Faites-vous confiance et fiez-vous à vos ressentis, ils vont guiderons vers le chemin du rétablissement.
6 – Fêter
La moindre amélioration doit être fêtée de manière à prendre conscience des progrès effectués. Adoptez la philosophie Kaizen: « Chaque pas, même petit, nous rapproche du sommet que nous sommes entrain de gravir. » Grâce à cela, vous verrez davantage le côté positif.
7 – Avoir des projets
Profitez de votre arrêt pour réaliser des projets que vous ne preniez pas le temps de planifier avant la blessure. Puis lorsque le chemin vers la reprise semble bien tracé, préparez logiquement votre retour, là encore, de concert avec l’ensemble de votre staff.
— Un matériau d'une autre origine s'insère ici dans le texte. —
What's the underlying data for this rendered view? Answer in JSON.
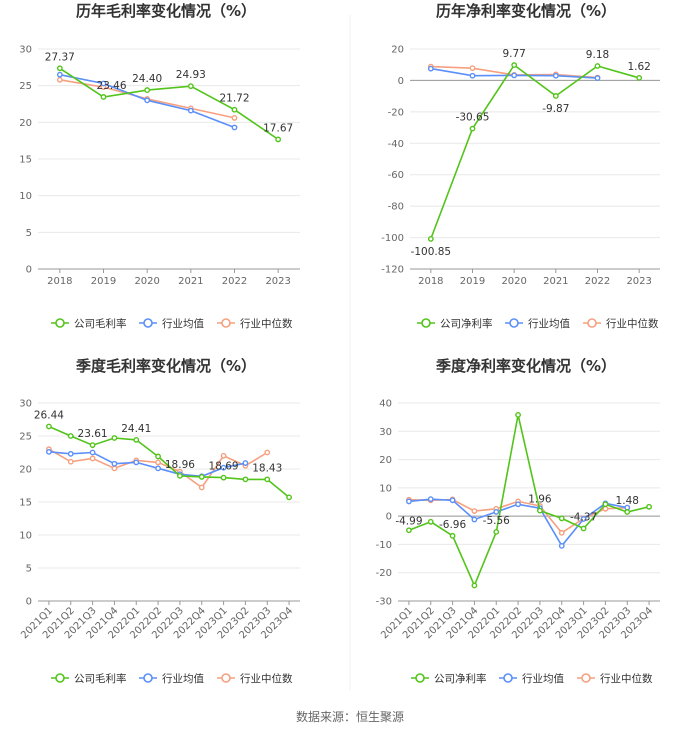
{
  "source": "数据来源：恒生聚源",
  "colors": {
    "company": "#52c41a",
    "avg": "#5b8ff9",
    "median": "#f6a07f",
    "grid": "#e8e8e8",
    "axis": "#999999"
  },
  "chart_data": [
    {
      "type": "line",
      "title": "历年毛利率变化情况（%）",
      "categories": [
        "2018",
        "2019",
        "2020",
        "2021",
        "2022",
        "2023"
      ],
      "ylim": [
        0,
        30
      ],
      "yticks": [
        0,
        5,
        10,
        15,
        20,
        25,
        30
      ],
      "grid": true,
      "legend": "bottom",
      "series": [
        {
          "name": "公司毛利率",
          "values": [
            27.37,
            23.46,
            24.4,
            24.93,
            21.72,
            17.67
          ]
        },
        {
          "name": "行业均值",
          "values": [
            26.5,
            25.3,
            23.0,
            21.6,
            19.3,
            null
          ]
        },
        {
          "name": "行业中位数",
          "values": [
            25.8,
            24.8,
            23.2,
            21.9,
            20.6,
            null
          ]
        }
      ],
      "labels": [
        {
          "index": 0,
          "text": "27.37"
        },
        {
          "index": 1,
          "text": "23.46"
        },
        {
          "index": 2,
          "text": "24.40"
        },
        {
          "index": 3,
          "text": "24.93"
        },
        {
          "index": 4,
          "text": "21.72"
        },
        {
          "index": 5,
          "text": "17.67"
        }
      ]
    },
    {
      "type": "line",
      "title": "历年净利率变化情况（%）",
      "categories": [
        "2018",
        "2019",
        "2020",
        "2021",
        "2022",
        "2023"
      ],
      "ylim": [
        -120,
        20
      ],
      "yticks": [
        -120,
        -100,
        -80,
        -60,
        -40,
        -20,
        0,
        20
      ],
      "grid": true,
      "legend": "bottom",
      "series": [
        {
          "name": "公司净利率",
          "values": [
            -100.85,
            -30.65,
            9.77,
            -9.87,
            9.18,
            1.62
          ]
        },
        {
          "name": "行业均值",
          "values": [
            7.5,
            3.0,
            3.2,
            3.0,
            1.5,
            null
          ]
        },
        {
          "name": "行业中位数",
          "values": [
            8.8,
            7.8,
            3.5,
            3.8,
            1.8,
            null
          ]
        }
      ],
      "labels": [
        {
          "index": 0,
          "text": "-100.85"
        },
        {
          "index": 1,
          "text": "-30.65"
        },
        {
          "index": 2,
          "text": "9.77"
        },
        {
          "index": 3,
          "text": "-9.87"
        },
        {
          "index": 4,
          "text": "9.18"
        },
        {
          "index": 5,
          "text": "1.62"
        }
      ]
    },
    {
      "type": "line",
      "title": "季度毛利率变化情况（%）",
      "categories": [
        "2021Q1",
        "2021Q2",
        "2021Q3",
        "2021Q4",
        "2022Q1",
        "2022Q2",
        "2022Q3",
        "2022Q4",
        "2023Q1",
        "2023Q2",
        "2023Q3",
        "2023Q4"
      ],
      "ylim": [
        0,
        30
      ],
      "yticks": [
        0,
        5,
        10,
        15,
        20,
        25,
        30
      ],
      "grid": true,
      "legend": "bottom",
      "series": [
        {
          "name": "公司毛利率",
          "values": [
            26.44,
            25.0,
            23.61,
            24.7,
            24.41,
            21.9,
            18.96,
            18.8,
            18.69,
            18.43,
            18.43,
            15.7
          ]
        },
        {
          "name": "行业均值",
          "values": [
            22.6,
            22.3,
            22.5,
            20.8,
            21.0,
            20.1,
            19.2,
            18.9,
            20.2,
            20.9,
            null,
            null
          ]
        },
        {
          "name": "行业中位数",
          "values": [
            23.0,
            21.1,
            21.6,
            20.1,
            21.3,
            21.0,
            19.6,
            17.2,
            22.0,
            20.5,
            22.5,
            null
          ]
        }
      ],
      "labels": [
        {
          "index": 0,
          "text": "26.44"
        },
        {
          "index": 2,
          "text": "23.61"
        },
        {
          "index": 4,
          "text": "24.41"
        },
        {
          "index": 6,
          "text": "18.96"
        },
        {
          "index": 8,
          "text": "18.69"
        },
        {
          "index": 10,
          "text": "18.43"
        }
      ]
    },
    {
      "type": "line",
      "title": "季度净利率变化情况（%）",
      "categories": [
        "2021Q1",
        "2021Q2",
        "2021Q3",
        "2021Q4",
        "2022Q1",
        "2022Q2",
        "2022Q3",
        "2022Q4",
        "2023Q1",
        "2023Q2",
        "2023Q3",
        "2023Q4"
      ],
      "ylim": [
        -30,
        40
      ],
      "yticks": [
        -30,
        -20,
        -10,
        0,
        10,
        20,
        30,
        40
      ],
      "grid": true,
      "legend": "bottom",
      "series": [
        {
          "name": "公司净利率",
          "values": [
            -4.99,
            -2.0,
            -6.96,
            -24.5,
            -5.56,
            35.8,
            1.96,
            -0.8,
            -4.37,
            4.2,
            1.48,
            3.3
          ]
        },
        {
          "name": "行业均值",
          "values": [
            5.2,
            6.0,
            5.6,
            -1.2,
            1.5,
            4.2,
            2.8,
            -10.5,
            -1.0,
            4.5,
            3.0,
            null
          ]
        },
        {
          "name": "行业中位数",
          "values": [
            5.8,
            5.6,
            5.9,
            1.8,
            2.6,
            5.2,
            3.6,
            -5.9,
            -0.8,
            2.6,
            3.0,
            null
          ]
        }
      ],
      "labels": [
        {
          "index": 0,
          "text": "-4.99"
        },
        {
          "index": 2,
          "text": "-6.96"
        },
        {
          "index": 4,
          "text": "-5.56"
        },
        {
          "index": 6,
          "text": "1.96"
        },
        {
          "index": 8,
          "text": "-4.37"
        },
        {
          "index": 10,
          "text": "1.48"
        }
      ]
    }
  ]
}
Grâce à cette harmonie entre thérapeutes, coach mental, nutritionniste, staff physique et technique, nous observons de plus en plus souvent de cas de sportifs réalisants d’excellents résultats après une période d’arrêt due à une blessure.
2 réactions à cet article
Pruvost Jacques
Bravo ! Passionnant et très bien décrit ! À faire lire à tous les sportifs blessés ou anciens blessés qui consultent les médecins et les kinés du sport.
Dr Jacques Pruvost
Médecin du sport. Athletologue
James Kaler
Merci pour votre commentaire Dr Pruvost!
Sportivement.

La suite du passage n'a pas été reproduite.